Bagi banyak tahanan Palestina di penjara-penjara Israel, waktu bukan lagi sesuatu yang bisa dihitung. Ia berjalan seperti bayangan panjang yang tak berbentuk—tanpa hari, tanpa kepastian, tanpa kepulangan yang jelas. Kisah para tahanan ini kembali mencuat setelah sejumlah organisasi kemanusiaan merilis laporan terbaru mengenai kondisi yang mereka hadapi.
Sebagian besar tahanan mengaku hidup dalam rutinitas yang terasa seperti lorong tanpa ujung. Hari-hari mereka ditandai bukan oleh kalender, melainkan oleh suara pintu besi yang dibuka dan ditutup, pemeriksaan mendadak, serta jam istirahat yang berubah-ubah sesuai kebijakan penjaga. Dalam kondisi seperti itu, banyak dari mereka berkata bahwa konsep waktu perlahan menghilang.

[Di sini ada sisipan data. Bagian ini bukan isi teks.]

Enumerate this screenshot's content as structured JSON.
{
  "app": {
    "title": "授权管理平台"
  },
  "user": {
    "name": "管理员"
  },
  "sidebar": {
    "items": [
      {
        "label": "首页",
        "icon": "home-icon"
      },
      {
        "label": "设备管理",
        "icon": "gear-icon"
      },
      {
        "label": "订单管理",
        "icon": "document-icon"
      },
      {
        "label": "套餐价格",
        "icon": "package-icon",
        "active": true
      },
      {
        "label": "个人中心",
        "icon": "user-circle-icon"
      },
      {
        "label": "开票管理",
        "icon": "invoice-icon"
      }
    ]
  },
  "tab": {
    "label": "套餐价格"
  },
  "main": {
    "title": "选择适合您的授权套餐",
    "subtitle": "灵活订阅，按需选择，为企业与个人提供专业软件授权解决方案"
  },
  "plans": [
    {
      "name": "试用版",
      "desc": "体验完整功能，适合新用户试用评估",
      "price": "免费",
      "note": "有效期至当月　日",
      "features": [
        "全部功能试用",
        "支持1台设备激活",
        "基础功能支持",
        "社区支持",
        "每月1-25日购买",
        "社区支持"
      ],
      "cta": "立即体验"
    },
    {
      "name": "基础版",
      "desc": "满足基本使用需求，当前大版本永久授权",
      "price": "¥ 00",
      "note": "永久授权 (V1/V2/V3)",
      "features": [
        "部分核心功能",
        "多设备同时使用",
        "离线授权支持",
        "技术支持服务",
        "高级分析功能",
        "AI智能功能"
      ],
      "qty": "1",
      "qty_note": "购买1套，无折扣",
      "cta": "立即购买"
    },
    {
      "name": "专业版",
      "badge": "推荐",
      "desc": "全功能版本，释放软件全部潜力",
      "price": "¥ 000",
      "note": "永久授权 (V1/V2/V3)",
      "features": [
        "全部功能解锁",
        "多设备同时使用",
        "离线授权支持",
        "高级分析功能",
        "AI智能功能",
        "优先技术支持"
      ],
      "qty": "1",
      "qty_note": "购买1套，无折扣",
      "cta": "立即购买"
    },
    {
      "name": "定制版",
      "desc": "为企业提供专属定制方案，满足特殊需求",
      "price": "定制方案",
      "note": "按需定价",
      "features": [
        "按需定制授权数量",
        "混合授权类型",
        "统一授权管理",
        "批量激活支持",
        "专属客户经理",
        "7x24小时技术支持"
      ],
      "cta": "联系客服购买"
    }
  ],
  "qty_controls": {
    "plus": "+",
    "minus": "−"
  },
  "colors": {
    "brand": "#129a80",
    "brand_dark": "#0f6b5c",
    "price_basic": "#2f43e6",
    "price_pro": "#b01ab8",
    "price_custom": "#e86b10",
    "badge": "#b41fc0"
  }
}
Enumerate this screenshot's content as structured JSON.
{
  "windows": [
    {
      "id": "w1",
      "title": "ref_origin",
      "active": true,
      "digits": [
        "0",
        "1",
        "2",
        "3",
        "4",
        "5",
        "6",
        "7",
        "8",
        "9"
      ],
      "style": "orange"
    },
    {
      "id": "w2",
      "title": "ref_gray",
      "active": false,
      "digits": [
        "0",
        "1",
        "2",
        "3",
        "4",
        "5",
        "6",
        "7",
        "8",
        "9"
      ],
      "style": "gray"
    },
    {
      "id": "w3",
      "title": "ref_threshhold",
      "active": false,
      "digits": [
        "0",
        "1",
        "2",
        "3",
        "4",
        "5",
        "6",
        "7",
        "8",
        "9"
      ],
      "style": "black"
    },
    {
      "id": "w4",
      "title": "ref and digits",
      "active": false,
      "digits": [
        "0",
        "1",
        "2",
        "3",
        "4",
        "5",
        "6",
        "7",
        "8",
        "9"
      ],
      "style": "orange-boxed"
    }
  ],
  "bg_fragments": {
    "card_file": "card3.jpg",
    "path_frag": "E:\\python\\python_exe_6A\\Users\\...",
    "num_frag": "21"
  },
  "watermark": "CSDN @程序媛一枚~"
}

Salah satu mantan tahanan, yang baru dibebaskan setelah bertahun-tahun mendekam, menggambarkan hidupnya seperti berada dalam ruang hampa. “Kami tidak tahu kapan pagi dimulai atau malam berakhir. Di dalam sel, cahaya lampu menyala terus. Tidur bukan lagi tidur—hanya berbaring dan berharap terlelap,” ujarnya kepada media lokal.
Laporan yang sama juga menyoroti praktik penahanan administratif, sebuah kebijakan yang memungkinkan seseorang ditahan berbulan-bulan hingga bertahun-tahun tanpa dakwaan resmi. Bagi para tahanan, ini menjadi sumber tekanan mental terbesar. Mereka hidup dalam ketidakpastian yang memakan perlahan-lahan kekuatan batin, dan keluarga mereka di luar terus menunggu dengan perasaan bercampur antara harapan dan kelelahan.
Di beberapa penjara, akses terhadap layanan kesehatan disebut terbatas. Para tahanan harus menunggu lama untuk pemeriksaan medis, sementara keluhan ringan sering kali dianggap tidak mendesak. Kondisi ini memperburuk kesehatan fisik sekaligus mental—dua hal yang saling terkait erat dalam situasi terisolasi.
Tentu, pihak Israel membantah gambaran tersebut dan menyatakan bahwa seluruh fasilitas telah mengikuti prosedur standar. Namun laporan dari lembaga independen, termasuk kelompok advokasi internasional, menunjukkan bahwa pengalaman para tahanan jauh lebih kompleks daripada apa yang terlihat dalam laporan resmi.
Di luar tembok penjara, keluarga para tahanan menjalani hari-hari penuh kecemasan. Banyak dari mereka hanya diperbolehkan menjenguk dalam waktu singkat dan melalui lapisan pemeriksaan yang ketat. Tidak jarang kunjungan dibatalkan mendadak. Bagi keluarga, pertemuan singkat itu adalah satu-satunya tali penghubung yang tersisa di tengah kondisi yang serba tidak pasti.
“Hidup tanpa hari”—begitu seorang ibu menggambarkan keadaan anaknya yang telah bertahun-tahun ditahan. Ungkapan itu menjadi simbol dari perasaan kehilangan waktu, kehilangan harapan, dan kehilangan kehidupan yang normal.
Kisah para tahanan Palestina ini bukan sekadar catatan kelam yang disampaikan dari balik jeruji. Ia menjadi cermin bahwa konflik panjang di kawasan itu meninggalkan luka yang tak selalu tampak oleh dunia luar. Di balik angka dan laporan resmi, ada manusia yang tetap berusaha bertahan, memeluk sisa-sisa harapan di tengah ketidakpastian yang seolah tak berakhir.